Roman Catholic cathedral. 1855-58 by J A and C F Hansom for Bishop Vaughan; the local builder was named Roberts. The spire added to tower in 1866. Reordering of 1920-7 by F A Walters, with further major work in 1972, and in 1994 by Harrison Sutton of Totnes. The style of the cathedral is Middle Pointed, with Early English lancets.

Description

MATERIALS: Plymouth limestone rubble with limestone dressings. The steep slate roofs have coped gable ends, the chancel roof having a polygonal end; the tower has a very steep and slender stone spire.

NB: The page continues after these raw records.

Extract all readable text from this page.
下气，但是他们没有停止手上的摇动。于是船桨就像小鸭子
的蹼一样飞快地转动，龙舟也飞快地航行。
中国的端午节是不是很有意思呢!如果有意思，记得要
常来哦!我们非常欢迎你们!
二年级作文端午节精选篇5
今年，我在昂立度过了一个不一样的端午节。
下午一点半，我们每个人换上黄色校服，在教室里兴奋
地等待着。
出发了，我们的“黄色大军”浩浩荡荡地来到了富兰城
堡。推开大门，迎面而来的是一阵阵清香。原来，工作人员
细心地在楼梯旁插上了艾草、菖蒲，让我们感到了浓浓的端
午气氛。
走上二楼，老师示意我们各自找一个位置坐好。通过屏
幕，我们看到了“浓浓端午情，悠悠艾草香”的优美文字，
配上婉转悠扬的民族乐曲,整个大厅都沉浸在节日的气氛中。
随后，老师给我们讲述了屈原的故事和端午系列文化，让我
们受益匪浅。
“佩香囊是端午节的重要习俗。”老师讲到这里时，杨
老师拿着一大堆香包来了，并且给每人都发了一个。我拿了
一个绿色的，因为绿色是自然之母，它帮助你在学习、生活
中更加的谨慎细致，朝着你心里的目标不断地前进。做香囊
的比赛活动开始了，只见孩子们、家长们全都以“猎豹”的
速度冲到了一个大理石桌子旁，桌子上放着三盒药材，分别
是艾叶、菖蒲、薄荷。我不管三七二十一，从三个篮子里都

PLAN: five-bay nave with clerestory; four-bay chancel with canted east end; north and south lean-to nave aisles and chancel aisles; north and south transepts with chapels in the angles between transepts and chancel aisles; small-plan square tower to the north near the west end, with stair tower to the side.

EXTERIOR: the windows are mostly paired lancets, those facing east having quatrefoil or round plate tracery above; at the west end of the nave is a rose window with trefoil tracery over triple lancets and there are similar windows to the transepts. A roll-moulding runs beneath the windows. The two-stage tower is very slender, with clasping buttresses: the south doorway is a moulded pointed arch with two orders of engaged shafts; a statue is set in a trefoil-headed niche above. There are planked double doors. The second stage has a round window above four lancets with engaged shafts to each side, and there are tall two-light windows to belfry. The broached spire has lucarnes with Decorated two-light windows. The west door of the south transept has a pointed moulded arch to west door of south transept. The west end and main entrance has a doorway of two Caernarvon arches on engaged shafts with cushion capitals, fitted with new doors. The entrance is now enclosed by a covered way or narthex with a series of steeply pitched gables supported on cruciform concrete posts; this feature is of lesser interest. The covered way links the cathedral with the Cathedral Centre standing immediately to the west, which retains as its façade a portion of the former Convent of Notre Dame (1865, by J A and or C F Hansom), which was otherwise destroyed in the Plymouth blitz.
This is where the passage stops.